Harmonyze built AI agents that sit between franchisors and their franchisees

For some businesses, there is a clear path to growth that doesn’t involve acquiring other companies or expanding organically: franchising. The U.S. has more than 800,000 franchise businesses, according to Statista, and that number is predicted to keep growing year over year. But franchising a business — licensing a business model and brand to an outside operator — requires a lot of contracts, legal compliance and documentation, which all serve to further complicate an already involved business model.

Brooklyn-based Harmonyze wants to help franchisors keep track of it all using AI, and it has just raised a $2 million pre-seed round led by Bowery Capital to further build out its AI agents.

The startup’s custom AI agents sit in a private cloud database between the franchisor and the franchisees. These agents can talk to each other and perform over 200 tasks like ensuring a franchise has paid a product vendor correctly or that a franchise is up to date on insurance renewals. This helps franchisors ensure that they, and their franchisees, are staying compliant — franchising is a heavily-regulated industry. Another major benefit is they don’t have to spend as much time on such administrative tasks.

The company was started in 2023 by childhood friends Gary Liskovich, CEO, a former product manager at startups like EvolutionIQ and SmartAsset, and Jonny Greenspan, CTO, a former engineer at companies like Salesforce. Liskovich told TechCrunch they dabbled in developing a product for the legal space, but decided on franchising because of how untapped the market was, and because they had a personal connection: Greenspan’s dad owned a Totonno’s Pizza franchise location.

“Franchising is this thing that everybody knows the word, but most people haven’t done a lot of digging; it makes up 10% of U.S. businesses,” Liskovich said. “We started looking at the franchising space — it’s an incredible amount of unstructured data, which we really think AI can unlock and translate into something that is usable.”

Harmonyze exited stealth in early 2024, and demand from franchisors has been strong ever since, Liskovich said. He added that despite demand, Harmonyze is choosing to work with a select group of customers at first so they can continue to get feedback and iterate on the product and its features.

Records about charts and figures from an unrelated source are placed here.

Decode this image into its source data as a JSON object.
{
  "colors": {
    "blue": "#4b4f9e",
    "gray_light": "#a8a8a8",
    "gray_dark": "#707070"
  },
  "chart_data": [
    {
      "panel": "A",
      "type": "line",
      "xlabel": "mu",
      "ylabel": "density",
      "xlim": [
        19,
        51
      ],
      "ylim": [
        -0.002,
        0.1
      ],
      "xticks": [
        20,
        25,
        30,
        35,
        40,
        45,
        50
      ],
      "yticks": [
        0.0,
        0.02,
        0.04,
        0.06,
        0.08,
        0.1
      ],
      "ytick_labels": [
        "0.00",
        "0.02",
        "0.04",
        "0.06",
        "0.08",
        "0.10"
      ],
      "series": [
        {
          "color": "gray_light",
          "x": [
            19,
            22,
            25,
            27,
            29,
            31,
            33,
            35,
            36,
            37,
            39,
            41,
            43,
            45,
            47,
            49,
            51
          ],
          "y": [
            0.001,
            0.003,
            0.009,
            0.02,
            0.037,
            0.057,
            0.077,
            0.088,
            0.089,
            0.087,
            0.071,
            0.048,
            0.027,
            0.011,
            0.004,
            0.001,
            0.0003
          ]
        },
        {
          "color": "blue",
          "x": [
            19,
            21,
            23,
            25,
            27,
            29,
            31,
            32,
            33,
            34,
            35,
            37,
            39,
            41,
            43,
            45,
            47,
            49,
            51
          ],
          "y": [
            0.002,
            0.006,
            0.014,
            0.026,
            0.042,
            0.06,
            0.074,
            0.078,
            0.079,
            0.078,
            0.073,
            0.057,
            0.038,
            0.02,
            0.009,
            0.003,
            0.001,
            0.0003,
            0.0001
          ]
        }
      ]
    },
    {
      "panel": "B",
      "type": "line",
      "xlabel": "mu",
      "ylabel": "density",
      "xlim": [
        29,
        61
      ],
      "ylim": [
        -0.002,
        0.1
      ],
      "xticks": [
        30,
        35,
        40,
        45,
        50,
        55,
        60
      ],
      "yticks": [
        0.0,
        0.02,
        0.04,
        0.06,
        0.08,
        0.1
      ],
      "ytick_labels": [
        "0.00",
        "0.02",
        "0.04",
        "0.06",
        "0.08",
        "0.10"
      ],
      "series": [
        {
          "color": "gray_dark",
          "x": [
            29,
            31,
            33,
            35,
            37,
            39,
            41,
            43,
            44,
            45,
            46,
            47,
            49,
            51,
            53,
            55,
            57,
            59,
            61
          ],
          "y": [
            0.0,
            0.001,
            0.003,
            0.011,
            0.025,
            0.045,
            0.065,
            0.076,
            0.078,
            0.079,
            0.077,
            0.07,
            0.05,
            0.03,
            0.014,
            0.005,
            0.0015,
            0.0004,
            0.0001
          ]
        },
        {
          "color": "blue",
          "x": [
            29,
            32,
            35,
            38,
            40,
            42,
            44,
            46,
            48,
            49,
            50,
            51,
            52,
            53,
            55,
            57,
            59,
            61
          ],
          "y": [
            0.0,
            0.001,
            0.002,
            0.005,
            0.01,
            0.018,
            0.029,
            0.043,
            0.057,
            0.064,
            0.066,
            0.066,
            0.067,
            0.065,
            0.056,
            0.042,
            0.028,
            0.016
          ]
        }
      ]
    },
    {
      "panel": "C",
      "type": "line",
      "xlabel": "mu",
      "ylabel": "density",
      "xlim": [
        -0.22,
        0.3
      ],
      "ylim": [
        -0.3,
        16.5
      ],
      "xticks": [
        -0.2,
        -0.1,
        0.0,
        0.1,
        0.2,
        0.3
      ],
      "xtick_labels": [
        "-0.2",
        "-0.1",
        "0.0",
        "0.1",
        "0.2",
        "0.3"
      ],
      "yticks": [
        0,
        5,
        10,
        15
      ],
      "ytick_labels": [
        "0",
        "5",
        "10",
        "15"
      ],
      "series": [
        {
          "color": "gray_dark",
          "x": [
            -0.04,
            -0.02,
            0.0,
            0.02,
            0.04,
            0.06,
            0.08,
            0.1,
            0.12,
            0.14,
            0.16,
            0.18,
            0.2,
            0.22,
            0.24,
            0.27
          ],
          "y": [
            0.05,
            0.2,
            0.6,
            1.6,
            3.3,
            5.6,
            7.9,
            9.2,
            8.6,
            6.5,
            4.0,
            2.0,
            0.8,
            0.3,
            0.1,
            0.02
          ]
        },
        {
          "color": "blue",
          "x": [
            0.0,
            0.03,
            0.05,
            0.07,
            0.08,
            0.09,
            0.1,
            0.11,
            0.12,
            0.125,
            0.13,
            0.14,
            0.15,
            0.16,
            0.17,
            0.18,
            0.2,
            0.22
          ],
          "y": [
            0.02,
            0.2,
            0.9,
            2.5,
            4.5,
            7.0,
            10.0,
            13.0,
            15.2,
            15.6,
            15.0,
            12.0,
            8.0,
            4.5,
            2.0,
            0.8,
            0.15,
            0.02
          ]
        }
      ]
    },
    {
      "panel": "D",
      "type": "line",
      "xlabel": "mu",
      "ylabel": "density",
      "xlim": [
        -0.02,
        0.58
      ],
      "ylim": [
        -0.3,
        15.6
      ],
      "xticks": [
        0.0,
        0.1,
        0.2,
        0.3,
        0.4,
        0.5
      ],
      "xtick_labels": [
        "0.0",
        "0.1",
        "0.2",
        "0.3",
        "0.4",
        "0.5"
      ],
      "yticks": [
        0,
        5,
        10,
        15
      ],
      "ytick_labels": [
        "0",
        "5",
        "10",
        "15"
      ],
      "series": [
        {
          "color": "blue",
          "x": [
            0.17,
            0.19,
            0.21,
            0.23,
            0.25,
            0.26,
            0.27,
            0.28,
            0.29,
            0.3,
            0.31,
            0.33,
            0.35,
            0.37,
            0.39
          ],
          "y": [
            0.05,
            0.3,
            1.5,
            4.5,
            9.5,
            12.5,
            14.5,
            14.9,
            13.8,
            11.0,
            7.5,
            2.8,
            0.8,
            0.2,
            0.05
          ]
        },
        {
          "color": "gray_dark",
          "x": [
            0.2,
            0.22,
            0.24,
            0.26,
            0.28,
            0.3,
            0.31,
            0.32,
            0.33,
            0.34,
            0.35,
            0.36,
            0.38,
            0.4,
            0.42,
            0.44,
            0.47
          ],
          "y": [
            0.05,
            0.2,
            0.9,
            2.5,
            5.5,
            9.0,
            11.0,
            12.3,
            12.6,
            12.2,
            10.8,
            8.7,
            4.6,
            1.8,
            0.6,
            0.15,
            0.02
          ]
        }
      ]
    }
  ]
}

Liskovich said the company plans to put most of the capital from the seed round toward hiring so they can continue to build out the product. The round saw participation from Focal.VC and numerous individuals from the franchise industry.

Harmonyze decided to focus on building for, and selling to, the franchisor, as opposed to the franchisee, because the franchisor deals with significantly more unstructured data, which makes their problems lean better toward an AI solution, Liskovich said. He hopes Harmonyze will also be able to help franchisors spot smart business practices at franchisees that can be rolled out to everyone.

“Franchisees are very known for innovating and are people that are tweaking the system,” Liskovich said. “Very famously, [McDonald’s] Filet-O-Fish came from a franchisee. That is where we want to start to evaluate: Where are your best franchisees innovating? And using that information to make everyone more profitable.”

Liskovich thinks the startup has been successful thus far because of its focus on building vertical SaaS for franchisors as a whole instead of focusing on sectors within franchising, which can include companies ranging from McDonalds to Orangetheory Fitness to UPS stores. He said despite the various different types of franchised businesses, the internal structure of these companies largely looks the same.

There isn’t much competition in the franchise space — at least for now — which is surprising given the size of the sector and the fact that it is growing consistently.

Harmonyze is currently targeting franchisors that head up a sizable network of franchisees, as opposed to owners that just work with a handful. Liskovich thinks the startup will likely build tech to work with those smaller players too, but the market is big enough in its target area to keep it busy for now.

“We’re excited about the expansion [of the franchise market],” Liskovich said. “It is not just large but growing at an insane rate. That opportunity is a growing opportunity.”